Tunisie : de lourdes peines de prison contre 37 opposants de Kaïs Saïed

Un verdict d’une sévérité inédite est tombé à l’aube ce lundi en Tunisie : 37 opposants au président Kaïs Saïed ont été condamnés à de lourdes peines de prison, allant jusqu’à 66 ans, pour complot contre la sûreté de l’État. Ce procès, qualifié de « très politique » par de nombreux observateurs, suscite une onde de choc dans le pays et au-delà de ses frontières.
Parmi les condamnés figurent des figures majeures de l’opposition, des avocats, des militants des droits humains et des hommes d’affaires. Certains étaient détenus depuis deux ans, d’autres jugés par contumace, plusieurs vivant aujourd’hui en exil. Les peines varient de 13 à 66 ans de réclusion, la sentence la plus lourde ayant été infligée à l’homme d’affaires influent Kamel Eltaïef. Des personnalités telles qu’Issam Chebbi, chef du parti Joumhouri, ou Jawhar Ben Mbarek, cofondateur du Front de Salut National, écopent chacun de 18 ans de prison.
Le procès, ouvert le 4 mars, s’est déroulé sous haute tension et dans un climat jugé « répressif » par les ONG internationales. Les avocats de la défense dénoncent une « mascarade » judiciaire et un « dossier vide », soulignant que le juge a mis sa décision en délibéré sans réquisitoire ni plaidoirie de la défense. Plusieurs accusés n’ont même pas été entendus, certains ayant observé une grève de la faim pour protester contre l’absence de débat contradictoire.

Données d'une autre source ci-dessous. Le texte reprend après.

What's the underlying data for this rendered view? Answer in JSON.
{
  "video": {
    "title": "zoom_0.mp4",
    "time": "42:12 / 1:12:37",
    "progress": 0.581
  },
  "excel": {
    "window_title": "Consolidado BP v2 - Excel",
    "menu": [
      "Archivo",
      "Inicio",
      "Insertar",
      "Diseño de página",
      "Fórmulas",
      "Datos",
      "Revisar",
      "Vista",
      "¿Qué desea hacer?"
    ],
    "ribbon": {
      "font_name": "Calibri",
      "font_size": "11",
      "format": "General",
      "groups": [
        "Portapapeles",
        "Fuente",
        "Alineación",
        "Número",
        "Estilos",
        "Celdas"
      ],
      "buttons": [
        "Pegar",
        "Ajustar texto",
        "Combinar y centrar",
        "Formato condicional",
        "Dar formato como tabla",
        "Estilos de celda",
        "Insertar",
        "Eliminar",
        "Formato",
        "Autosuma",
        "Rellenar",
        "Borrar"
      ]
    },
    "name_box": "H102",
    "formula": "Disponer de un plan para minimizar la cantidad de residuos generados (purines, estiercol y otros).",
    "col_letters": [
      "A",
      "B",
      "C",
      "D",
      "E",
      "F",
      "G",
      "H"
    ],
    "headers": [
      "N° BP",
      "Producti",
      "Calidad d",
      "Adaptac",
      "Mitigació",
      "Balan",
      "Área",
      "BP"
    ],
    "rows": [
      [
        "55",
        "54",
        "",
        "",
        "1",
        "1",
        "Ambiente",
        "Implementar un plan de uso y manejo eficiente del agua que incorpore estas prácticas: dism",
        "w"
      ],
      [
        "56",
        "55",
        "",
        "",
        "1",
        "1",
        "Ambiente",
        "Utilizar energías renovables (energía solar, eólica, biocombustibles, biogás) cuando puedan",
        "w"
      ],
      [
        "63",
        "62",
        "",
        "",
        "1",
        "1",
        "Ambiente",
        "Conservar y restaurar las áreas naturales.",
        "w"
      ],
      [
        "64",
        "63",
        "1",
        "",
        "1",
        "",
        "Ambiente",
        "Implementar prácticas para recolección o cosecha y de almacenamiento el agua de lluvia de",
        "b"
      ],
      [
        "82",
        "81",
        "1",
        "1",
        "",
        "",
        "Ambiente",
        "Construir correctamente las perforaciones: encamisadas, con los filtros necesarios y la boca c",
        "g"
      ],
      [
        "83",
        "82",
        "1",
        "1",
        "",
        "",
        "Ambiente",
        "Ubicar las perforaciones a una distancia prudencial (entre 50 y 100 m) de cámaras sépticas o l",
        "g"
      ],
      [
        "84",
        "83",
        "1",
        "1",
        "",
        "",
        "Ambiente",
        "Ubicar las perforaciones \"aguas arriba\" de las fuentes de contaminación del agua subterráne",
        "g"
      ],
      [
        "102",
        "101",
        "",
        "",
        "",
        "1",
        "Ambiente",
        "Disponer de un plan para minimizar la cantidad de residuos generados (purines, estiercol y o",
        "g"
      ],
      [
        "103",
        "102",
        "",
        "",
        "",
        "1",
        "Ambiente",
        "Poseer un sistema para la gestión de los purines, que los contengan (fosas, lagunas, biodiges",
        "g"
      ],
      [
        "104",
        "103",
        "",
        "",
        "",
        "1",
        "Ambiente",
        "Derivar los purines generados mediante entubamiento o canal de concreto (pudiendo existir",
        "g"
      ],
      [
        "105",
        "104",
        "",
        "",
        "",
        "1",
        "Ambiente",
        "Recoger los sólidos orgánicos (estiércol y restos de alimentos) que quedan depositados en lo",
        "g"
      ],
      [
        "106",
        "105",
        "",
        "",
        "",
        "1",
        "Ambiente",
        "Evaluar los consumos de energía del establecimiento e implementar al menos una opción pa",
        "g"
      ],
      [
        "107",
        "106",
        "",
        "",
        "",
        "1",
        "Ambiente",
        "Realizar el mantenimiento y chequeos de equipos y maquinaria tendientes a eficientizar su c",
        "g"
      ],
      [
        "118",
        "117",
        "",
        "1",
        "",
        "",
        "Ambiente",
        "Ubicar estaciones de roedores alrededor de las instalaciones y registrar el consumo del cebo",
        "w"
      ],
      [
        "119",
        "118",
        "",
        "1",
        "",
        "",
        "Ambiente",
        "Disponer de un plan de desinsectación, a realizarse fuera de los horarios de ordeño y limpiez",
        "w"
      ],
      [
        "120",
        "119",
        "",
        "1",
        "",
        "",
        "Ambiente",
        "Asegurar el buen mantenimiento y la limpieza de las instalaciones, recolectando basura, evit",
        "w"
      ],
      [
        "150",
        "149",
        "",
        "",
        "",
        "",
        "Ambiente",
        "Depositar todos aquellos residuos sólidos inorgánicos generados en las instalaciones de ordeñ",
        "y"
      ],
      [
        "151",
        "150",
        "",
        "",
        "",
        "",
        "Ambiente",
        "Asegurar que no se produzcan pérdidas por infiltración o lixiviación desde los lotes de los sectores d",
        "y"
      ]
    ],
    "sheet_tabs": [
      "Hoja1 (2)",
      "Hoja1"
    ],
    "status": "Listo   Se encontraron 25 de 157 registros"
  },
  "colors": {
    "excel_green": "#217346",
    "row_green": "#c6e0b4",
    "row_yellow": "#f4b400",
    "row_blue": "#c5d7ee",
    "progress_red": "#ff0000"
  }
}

Human Rights Watch accuse le président Saïed d’instrumentaliser la justice pour éliminer ses opposants, tandis que le Haut-Commissariat de l’ONU aux droits de l’Homme évoque une « persécution » et des « accusations vagues » visant des personnes ayant simplement exercé leurs droits civiques5. Le gouvernement tunisien, de son côté, affirme que les condamnés sont poursuivis pour des crimes de droit commun, sans lien avec leur activité politique.
Depuis la prise de pouvoir de Kaïs Saïed à l’été 2021, la Tunisie connaît une nette régression des libertés publiques, selon de nombreux défenseurs des droits humains. Le pays, berceau du Printemps arabe, voit aujourd’hui son système judiciaire et ses institutions démocratiques mis à rude épreuve.
À la sortie du tribunal, les proches des condamnés et leurs avocats expriment leur colère et leur détermination à poursuivre la lutte. « Nous n’allons pas nous taire ni abandonner notre combat », déclare l’un d’eux, dénonçant un « verdict politique décidé à l’avance ». La communauté internationale, quant à elle, observe avec inquiétude ce tournant autoritaire dans un pays longtemps considéré comme un espoir démocratique du monde arabe.